Autrement dit, il indique combien de jours les marchandises restent en stock avant de générer une vente.
Formule simplifiée
DIO = (Stock moyen / Coût des ventes) × 365
Exemple
Une entreprise possède :
230 000 € de stock
1 400 000 € de coût des ventes
Le calcul est le suivant :
DIO = (230 000 / 1 400 000) × 365 ≈ 60 jours
Cela signifie que les produits restent en moyenne deux mois en stock avant d’être vendus.
Lecture concrète du DIO
On peut également interpréter ce résultat en termes de trésorerie immobilisée.
Chaque jour de production ou de vente représente environ :
1 400 000 € / 365 ≈ 3 835 € de marchandises
Avec un DIO de 60 jours, l’entreprise immobilise donc environ :
60 × 3 835 ≈ 230 000 € dans ses stocks
Autrement dit, 230 000 € de trésorerie sont immobilisés dans les marchandises en attente de vente.
Pourquoi le stock impacte la trésorerie ?
Le stock représente une quantité d’argent immobilisée dans l’entreprise.
Ainsi, plus le niveau de stock est élevé :
plus la trésorerie est immobilisée
plus le risque d’invendus ou d’obsolescence augmente
plus le besoin de financement de l’activité est important
En pratique, un niveau de stock élevé signifie que l’entreprise a déjà dépensé de l’argent pour des produits qui n’ont pas encore généré de chiffre d’affaires.
Autrement dit, la trésorerie est immobilisée dans l’entrepôt plutôt que sur le compte bancaire.
Dans certaines PME industrielles ou de négoce, quelques semaines de stock supplémentaires peuvent représenter plusieurs dizaines de milliers d’euros de trésorerie immobilisée.
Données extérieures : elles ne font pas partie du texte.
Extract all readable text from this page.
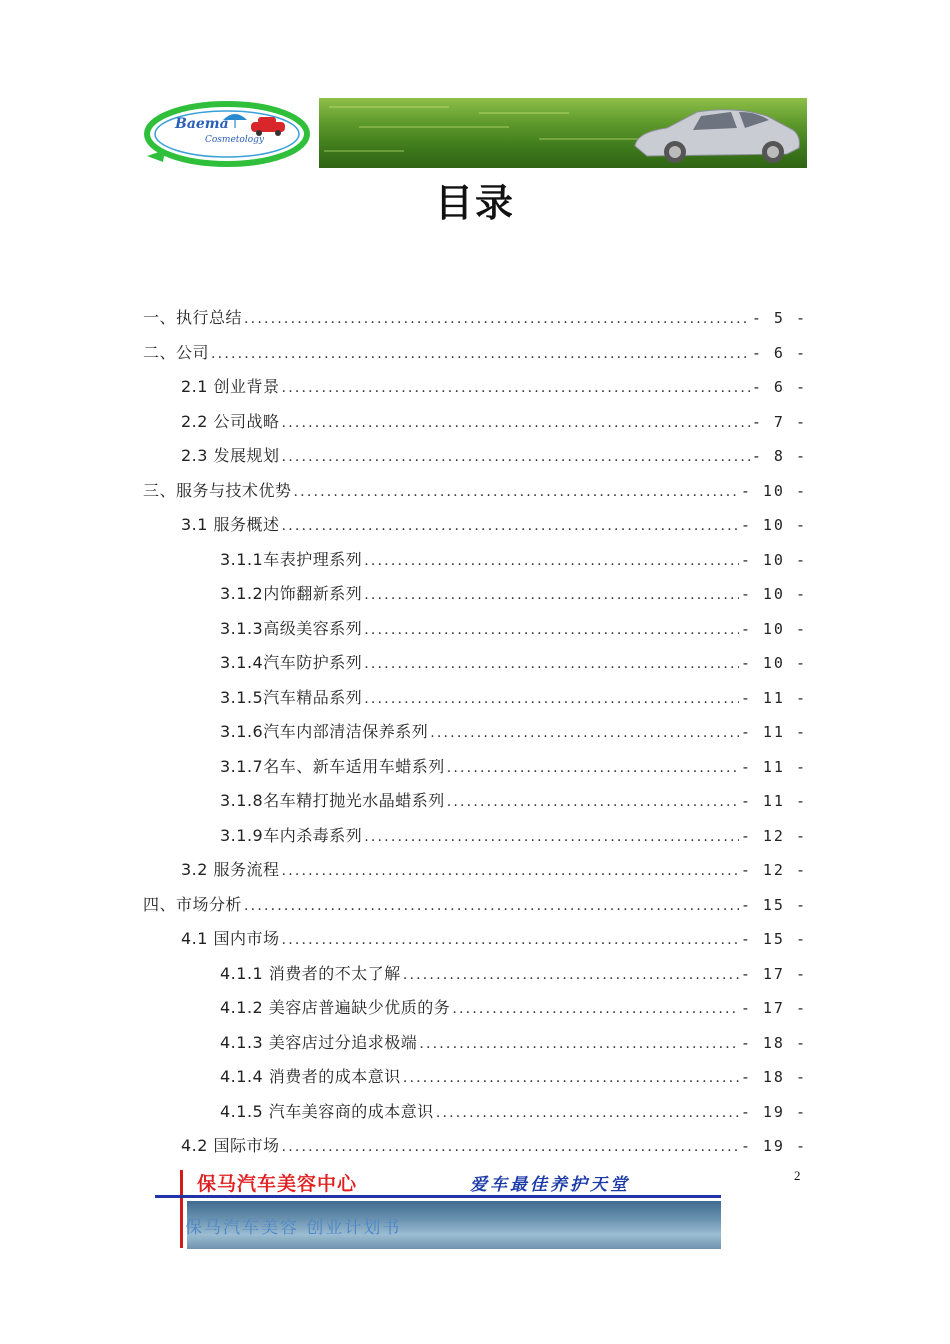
Baema
Cosmetology
目录
一、执行总结 .....	- 5 -
二、公司 .....	- 6 -
2.1 创业背景 .....	- 6 -
2.2 公司战略 .....	- 7 -
2.3 发展规划 .....	- 8 -
三、服务与技术优势 .....	- 10 -
3.1 服务概述 .....	- 10 -
3.1.1车表护理系列 .....	- 10 -
3.1.2内饰翻新系列 .....	- 10 -
3.1.3高级美容系列 .....	- 10 -
3.1.4汽车防护系列 .....	- 10 -
3.1.5汽车精品系列 .....	- 11 -
3.1.6汽车内部清洁保养系列 .....	- 11 -
3.1.7名车、新车适用车蜡系列 .....	- 11 -
3.1.8名车精打抛光水晶蜡系列 .....	- 11 -
3.1.9车内杀毒系列 .....	- 12 -
3.2 服务流程 .....	- 12 -
四、市场分析 .....	- 15 -
4.1 国内市场 .....	- 15 -
4.1.1 消费者的不太了解 .....	- 17 -
4.1.2 美容店普遍缺少优质的务 .....	- 17 -
4.1.3 美容店过分追求极端 .....	- 18 -
4.1.4 消费者的成本意识 .....	- 18 -
4.1.5 汽车美容商的成本意识 .....	- 19 -
4.2 国际市场 .....	- 19 -
2
保马汽车美容中心	爱车最佳养护天堂
保马汽车美容 创业计划书
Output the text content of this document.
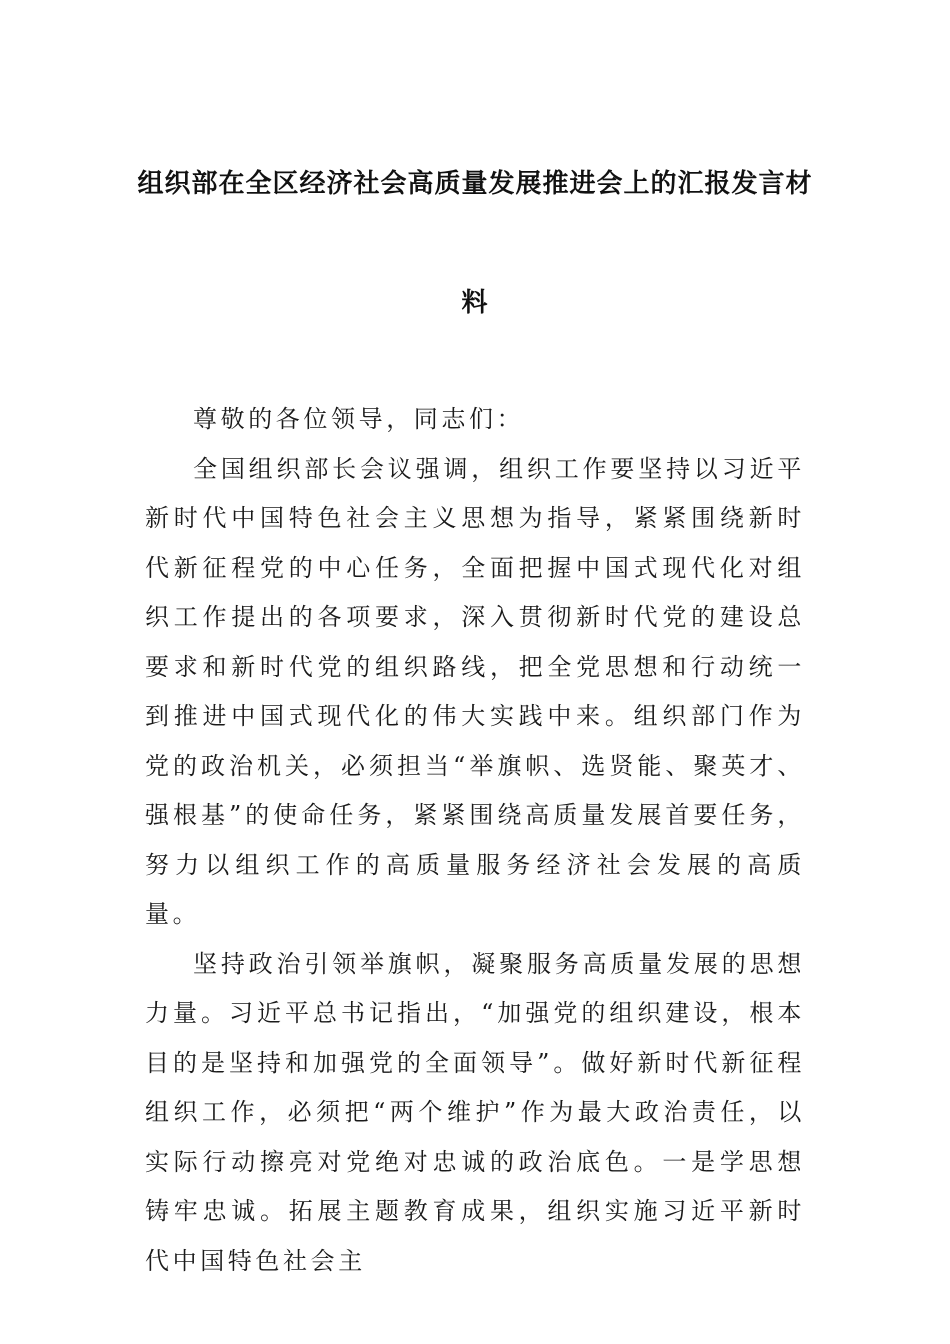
组织部在全区经济社会高质量发展推进会上的汇报发言材
料

尊敬的各位领导，同志们：

全国组织部长会议强调，组织工作要坚持以习近平新时代中国特色社会主义思想为指导，紧紧围绕新时代新征程党的中心任务，全面把握中国式现代化对组织工作提出的各项要求，深入贯彻新时代党的建设总要求和新时代党的组织路线，把全党思想和行动统一到推进中国式现代化的伟大实践中来。组织部门作为党的政治机关，必须担当“举旗帜、选贤能、聚英才、强根基”的使命任务，紧紧围绕高质量发展首要任务，努力以组织工作的高质量服务经济社会发展的高质量。

坚持政治引领举旗帜，凝聚服务高质量发展的思想力量。习近平总书记指出，“加强党的组织建设，根本目的是坚持和加强党的全面领导”。做好新时代新征程组织工作，必须把“两个维护”作为最大政治责任，以实际行动擦亮对党绝对忠诚的政治底色。一是学思想铸牢忠诚。拓展主题教育成果，组织实施习近平新时代中国特色社会主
Comment ces délais déterminent la trésorerie
Ces trois indicateurs permettent donc de calculer le cycle de conversion de trésorerie, c’est-à-dire le temps pendant lequel l’entreprise doit financer son activité avant d’encaisser l’argent de ses ventes.
Formule
Cycle de trésorerie = DSO + DIO − DPO
Exemple
Dans notre exemple :
DSO = 73 jours
DIO = 60 jours
DPO = 45 jours
Le calcul est le suivant :
Cycle de trésorerie = 73 + 60 − 45 = 88 jours
Cela signifie que l’entreprise doit financer environ 88 jours d’activité avant d’encaisser l’argent de ses ventes.
Autrement dit, pendant près de trois mois, l’entreprise a déjà payé une partie de ses charges (achats, salaires, fonctionnement) alors que les encaissements clients ne sont pas encore arrivés.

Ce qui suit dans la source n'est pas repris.